If the light system was self contained, and had its own rectifier/regulator with an internally ISOLATED DC ground that would be fine. All you would need to do then is hook up your AC and frame ground and your good to go. It doesn't matter which ground is isolated or floating from the frame, the point is they can't be connected together. Floating the AC ground on the stator is more flexible in that you can then add any DC accessory you want as long as total power is considered.

The STOCK stators are the same, its clear from the photos and looking at my stator. The OEM AC voltage regulator(clipper) is grounded by the coil mount. Its simple, prove it to yourself by measuring between the frame and yellow/white wires with an AC voltmeter.

The FSR is a DC system, frame is DC ground.
 
I am still confused, somewhat, but that is nothing new for me so I am
fairly comfortable...

That said. What did Leon mean by:
"The free wire I mentioned about behind the tank in the airbox is about
the rev meter of the bike."

I do not remember seeing (any) free wires on my bike. 2002 XC300
If there was a wire for a "Rev Meter" (Rev limiter? or Tachometer?) it
might be nice to hook up an after market tachometer just for reference.

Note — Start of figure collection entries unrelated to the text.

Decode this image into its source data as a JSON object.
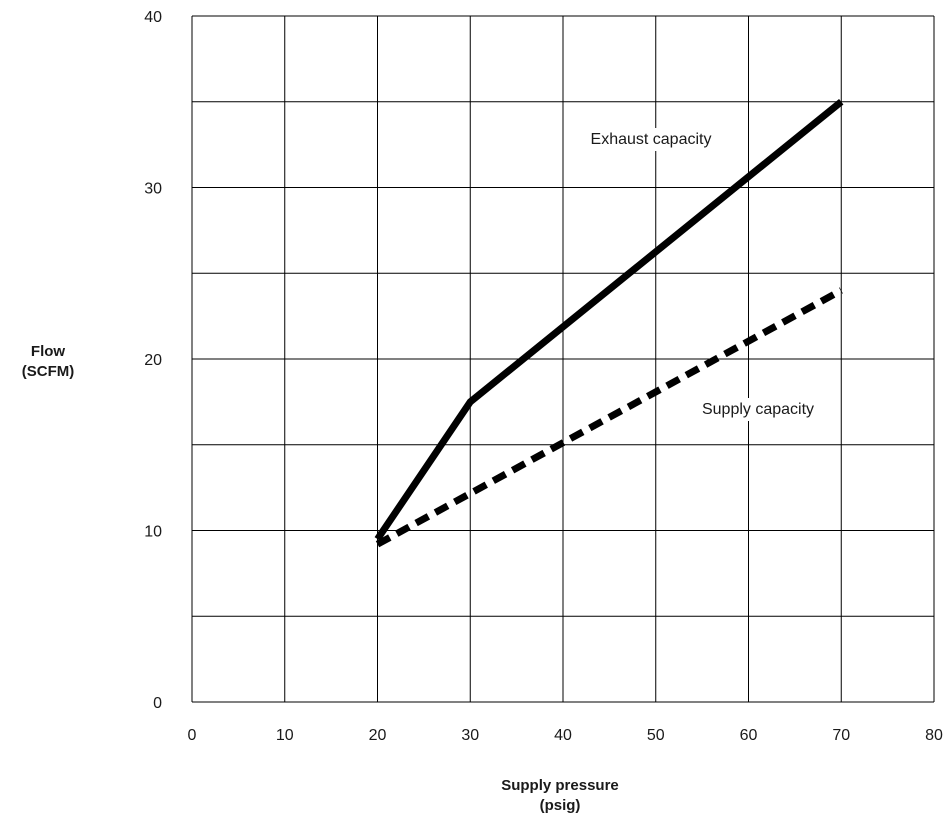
{
  "chart_data": {
    "type": "line",
    "xlabel": [
      "Supply pressure",
      "(psig)"
    ],
    "ylabel": [
      "Flow",
      "(SCFM)"
    ],
    "xlim": [
      0,
      80
    ],
    "ylim": [
      0,
      40
    ],
    "x_ticks": [
      0,
      10,
      20,
      30,
      40,
      50,
      60,
      70,
      80
    ],
    "y_ticks": [
      0,
      10,
      20,
      30,
      40
    ],
    "grid": true,
    "series": [
      {
        "name": "Exhaust capacity",
        "style": "solid",
        "color": "#000000",
        "points": [
          [
            20,
            9.5
          ],
          [
            30,
            17.5
          ],
          [
            70,
            35
          ]
        ]
      },
      {
        "name": "Supply capacity",
        "style": "dashed",
        "color": "#000000",
        "points": [
          [
            20,
            9.2
          ],
          [
            70,
            24
          ]
        ]
      }
    ]
  }
}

I still feel I need to perform the Floating Ground modification to achieve
my goal of being able to charge a battery and in the future upgrade to
an HID light. So far everything I have heard about using the TrailTech
FullWave Rectifier requires the stator to float the ground. Let me know
if I am wrong.

One question I was going to ask when I got closer to doing my install
is "What do I need to do about the stock voltage regulator?" (voltage
clipper?) that is installed under the gas tank in the the little nook between
the frame rails up by the steering head. Do I just remove it? Tape off the
yellow wire or leave it available for a 12VDC source?

And Where should I look to find stock ground wire(s)to the frame? Is that
the "Coil mount" mentioned by Glen? I believe my regulator (clipper) has
a ground wire that goes to the 6mm screw that bolts down the regulator.

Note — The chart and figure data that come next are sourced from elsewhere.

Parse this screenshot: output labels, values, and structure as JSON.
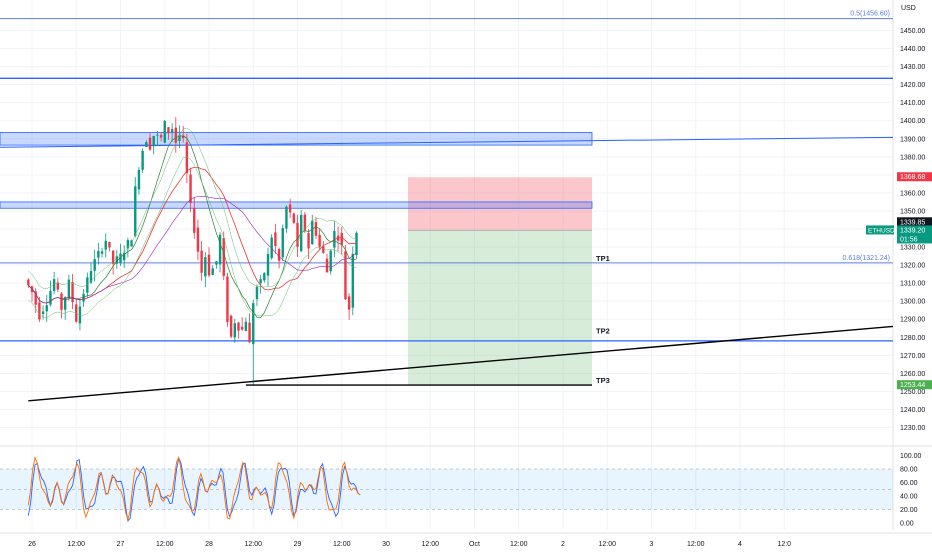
{
  "chart_data": [
    {
      "type": "candlestick",
      "symbol_label": "ETHUSD",
      "currency_label": "USD",
      "ylim": [
        1225,
        1460
      ],
      "y_ticks": [
        "1450.00",
        "1440.00",
        "1430.00",
        "1420.00",
        "1410.00",
        "1400.00",
        "1390.00",
        "1380.00",
        "1370.00",
        "1360.00",
        "1350.00",
        "1340.00",
        "1330.00",
        "1320.00",
        "1310.00",
        "1300.00",
        "1290.00",
        "1280.00",
        "1270.00",
        "1260.00",
        "1250.00",
        "1240.00",
        "1230.00"
      ],
      "x_ticks": [
        "26",
        "12:00",
        "27",
        "12:00",
        "28",
        "12:00",
        "29",
        "12:00",
        "30",
        "12:00",
        "Oct",
        "12:00",
        "2",
        "12:00",
        "3",
        "12:00",
        "4",
        "12:0"
      ],
      "x_tick_values": [
        0,
        12,
        24,
        36,
        48,
        60,
        72,
        84,
        96,
        108,
        120,
        132,
        144,
        156,
        168,
        180,
        192,
        204
      ],
      "price_tags": {
        "stop": "1368.68",
        "last_high": "1339.85",
        "current": "1339.20",
        "countdown": "01:56",
        "target": "1253.44"
      },
      "fib_levels": [
        {
          "label": "0.5(1456.60)",
          "price": 1456.6
        },
        {
          "label": "0.618(1321.24)",
          "price": 1321.24
        }
      ],
      "horizontal_levels": [
        1423.5,
        1278.0
      ],
      "resistance_zones": [
        {
          "from": 1386.5,
          "to": 1393.5
        },
        {
          "from": 1351.5,
          "to": 1355.0
        }
      ],
      "take_profit_labels": [
        {
          "label": "TP1",
          "price": 1321.24
        },
        {
          "label": "TP2",
          "price": 1281.0
        },
        {
          "label": "TP3",
          "price": 1253.44
        }
      ],
      "trade": {
        "entry": 1339.2,
        "stop": 1368.68,
        "target": 1253.44,
        "x_start": 89,
        "x_end": 130
      },
      "trendlines": [
        {
          "x1": -1,
          "y1": 1244.8,
          "x2": 211,
          "y2": 1286
        },
        {
          "x1": 58,
          "y1": 1253.5,
          "x2": 130,
          "y2": 1253.5
        }
      ],
      "ohlc_close_path": [
        [
          -1,
          1312
        ],
        [
          1,
          1305
        ],
        [
          3,
          1292
        ],
        [
          5,
          1300
        ],
        [
          7,
          1312
        ],
        [
          9,
          1296
        ],
        [
          11,
          1310
        ],
        [
          13,
          1290
        ],
        [
          15,
          1305
        ],
        [
          17,
          1318
        ],
        [
          19,
          1326
        ],
        [
          21,
          1334
        ],
        [
          23,
          1321
        ],
        [
          25,
          1325
        ],
        [
          27,
          1332
        ],
        [
          28,
          1336
        ],
        [
          29,
          1362
        ],
        [
          30,
          1375
        ],
        [
          31,
          1384
        ],
        [
          32,
          1390
        ],
        [
          33,
          1386
        ],
        [
          34,
          1392
        ],
        [
          36,
          1390
        ],
        [
          37,
          1398
        ],
        [
          38,
          1394
        ],
        [
          39,
          1396
        ],
        [
          40,
          1388
        ],
        [
          41,
          1392
        ],
        [
          42,
          1388
        ],
        [
          43,
          1370
        ],
        [
          44,
          1352
        ],
        [
          45,
          1340
        ],
        [
          46,
          1328
        ],
        [
          47,
          1316
        ],
        [
          48,
          1325
        ],
        [
          49,
          1316
        ],
        [
          50,
          1318
        ],
        [
          51,
          1322
        ],
        [
          52,
          1336
        ],
        [
          53,
          1312
        ],
        [
          54,
          1290
        ],
        [
          55,
          1280
        ],
        [
          56,
          1289
        ],
        [
          57,
          1286
        ],
        [
          58,
          1284
        ],
        [
          59,
          1290
        ],
        [
          60,
          1276
        ],
        [
          61,
          1300
        ],
        [
          62,
          1308
        ],
        [
          63,
          1310
        ],
        [
          64,
          1316
        ],
        [
          65,
          1325
        ],
        [
          66,
          1336
        ],
        [
          67,
          1330
        ],
        [
          68,
          1322
        ],
        [
          69,
          1340
        ],
        [
          70,
          1352
        ],
        [
          71,
          1348
        ],
        [
          72,
          1344
        ],
        [
          73,
          1328
        ],
        [
          74,
          1346
        ],
        [
          75,
          1340
        ],
        [
          76,
          1330
        ],
        [
          77,
          1344
        ],
        [
          78,
          1338
        ],
        [
          79,
          1330
        ],
        [
          80,
          1326
        ],
        [
          81,
          1316
        ],
        [
          82,
          1330
        ],
        [
          83,
          1338
        ],
        [
          84,
          1336
        ],
        [
          85,
          1330
        ],
        [
          86,
          1302
        ],
        [
          87,
          1296
        ],
        [
          88,
          1328
        ],
        [
          89,
          1339.2
        ]
      ]
    },
    {
      "type": "line",
      "indicator": "stochastic",
      "y_ticks": [
        "100.00",
        "80.00",
        "60.00",
        "40.00",
        "20.00",
        "0.00"
      ],
      "ylim": [
        0,
        100
      ],
      "band": [
        20,
        80
      ],
      "colors": {
        "k": "#2962ff",
        "d": "#ff6d00"
      }
    }
  ],
  "colors": {
    "up": "#089981",
    "down": "#f23645",
    "fib": "#5b7fde",
    "level": "#2962ff",
    "stop_zone": "rgba(242,54,69,0.28)",
    "target_zone": "rgba(76,175,80,0.22)"
  }
}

As I understand it. I need to take the grounds from all the lights, horn, etc...
from being grounded to the frame and ground them ONLY to the battery
negative terminal. In essence. The stator, Rectifier/Regulator, battery and
all the electrical components must be linked together and never touch
the frame of the bike.....correct?
I assume the CDI and ignition system do their own thing being grounded
at the stator and to the frame at the coil.

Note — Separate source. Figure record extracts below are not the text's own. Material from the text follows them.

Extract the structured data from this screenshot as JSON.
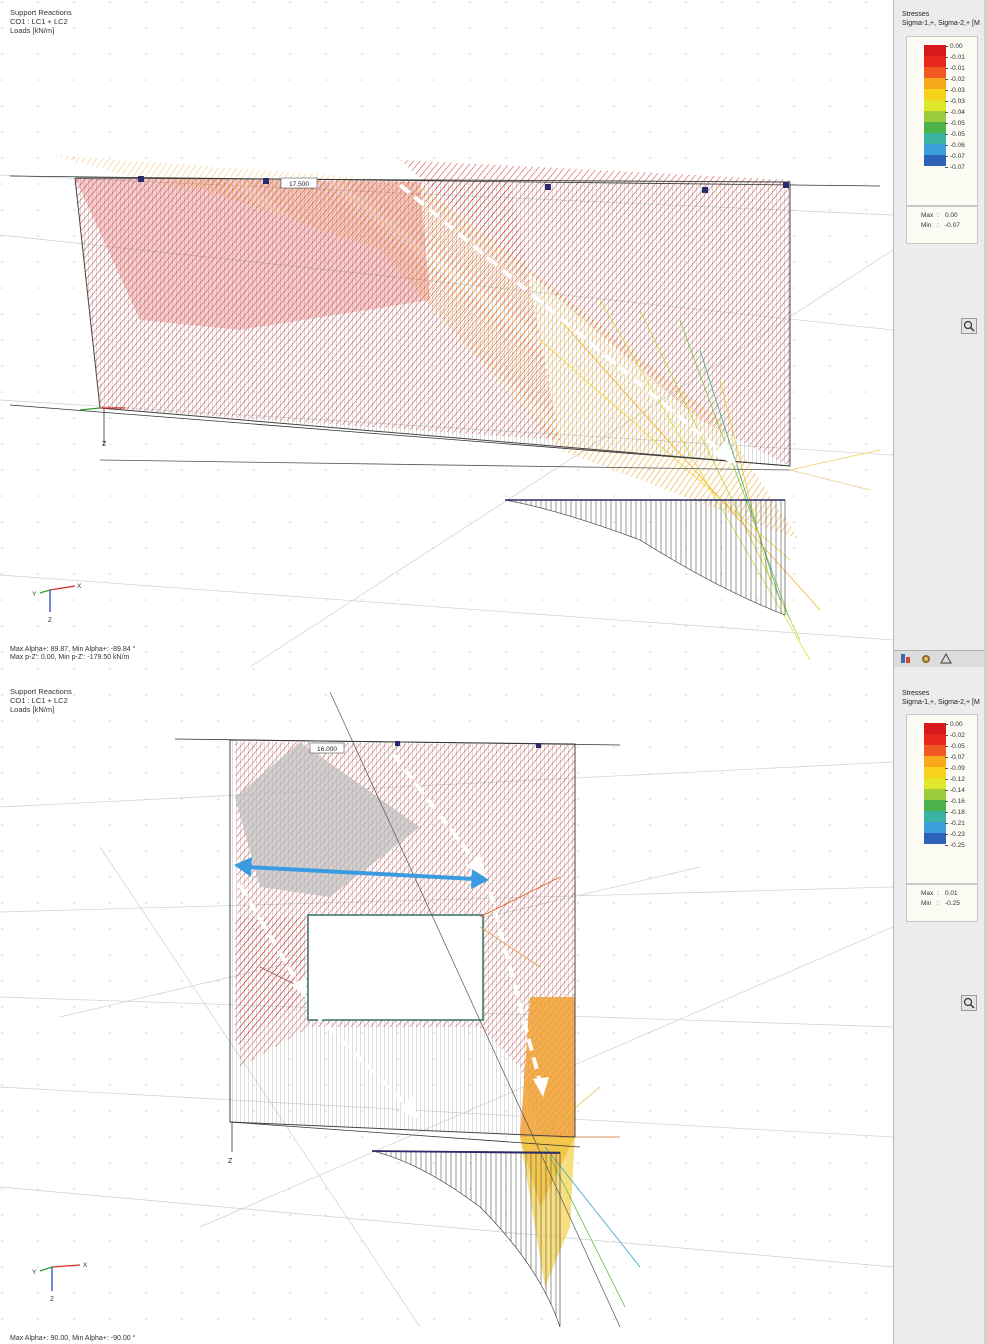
{
  "top_view": {
    "header": {
      "line1": "Support Reactions",
      "line2": "CO1 : LC1 + LC2",
      "line3": "Loads [kN/m]"
    },
    "dimension_label": "17.500",
    "axis_label_z": "Z",
    "triad": {
      "x": "X",
      "y": "Y",
      "z": "Z"
    },
    "status": {
      "line1": "Max Alpha+: 89.87, Min Alpha+: -89.84 °",
      "line2": "Max p-Z': 0.00, Min p-Z': -179.50 kN/m"
    },
    "legend": {
      "title": "Stresses",
      "subtitle": "Sigma-1,+, Sigma-2,+ [M",
      "values": [
        "0.00",
        "-0.01",
        "-0.01",
        "-0.02",
        "-0.03",
        "-0.03",
        "-0.04",
        "-0.05",
        "-0.05",
        "-0.06",
        "-0.07",
        "-0.07"
      ],
      "colors": [
        "#d7191c",
        "#e8271f",
        "#f05a22",
        "#f7a81b",
        "#f6d21a",
        "#e0e62a",
        "#9ccc3b",
        "#4cb24a",
        "#3bb3a1",
        "#3d9fd9",
        "#2d62b8",
        "#1c2f8a"
      ],
      "max_label": "Max",
      "max_value": "0.00",
      "min_label": "Min",
      "min_value": "-0.07"
    },
    "zoom_icon": "magnifier-icon",
    "toolbar_icons": [
      "data-icon",
      "results-icon",
      "display-icon"
    ]
  },
  "bottom_view": {
    "header": {
      "line1": "Support Reactions",
      "line2": "CO1 : LC1 + LC2",
      "line3": "Loads [kN/m]"
    },
    "dimension_label": "16.000",
    "axis_label_z": "Z",
    "triad": {
      "x": "X",
      "y": "Y",
      "z": "Z"
    },
    "status": {
      "line1": "Max Alpha+: 90.00, Min Alpha+: -90.00 °"
    },
    "legend": {
      "title": "Stresses",
      "subtitle": "Sigma-1,+, Sigma-2,+ [M",
      "values": [
        "0.00",
        "-0.02",
        "-0.05",
        "-0.07",
        "-0.09",
        "-0.12",
        "-0.14",
        "-0.16",
        "-0.18",
        "-0.21",
        "-0.23",
        "-0.25"
      ],
      "colors": [
        "#d7191c",
        "#e8271f",
        "#f05a22",
        "#f7a81b",
        "#f6d21a",
        "#e0e62a",
        "#9ccc3b",
        "#4cb24a",
        "#3bb3a1",
        "#3d9fd9",
        "#2d62b8",
        "#1c2f8a"
      ],
      "max_label": "Max",
      "max_value": "0.01",
      "min_label": "Min",
      "min_value": "-0.25"
    },
    "zoom_icon": "magnifier-icon"
  }
}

I'd like to thank everyone for sharing their knowledge and experiences.
Jeff So.Cal.
 
As I understand it. I need to take the grounds from all the lights, horn, etc...
from being grounded to the frame and ground them ONLY to the battery
negative terminal. In essence. The stator, Rectifier/Regulator, battery and
all the electrical components must be linked together and never touch
the frame of the bike.....correct?

NO, not correct. The AC common or ground is isolated from the stator PLATE by the stator mod. Thats the whole point of the mod, to break the PLATE/MOTOR/FRAME ground path. The stator ground wire is connected to the winding ONLY, and now used as one side of the AC. Now the AC floats and you can use the frame for DC ground.

If you were to use both AC and DC then you would have to be carefull that the grounds are not connected somewhere.

Depending on the specs of the Trailtech rectifier/regulator, you should be able to scrap the OEM AC regulator.

The CDI power is from a different winding and is isolated.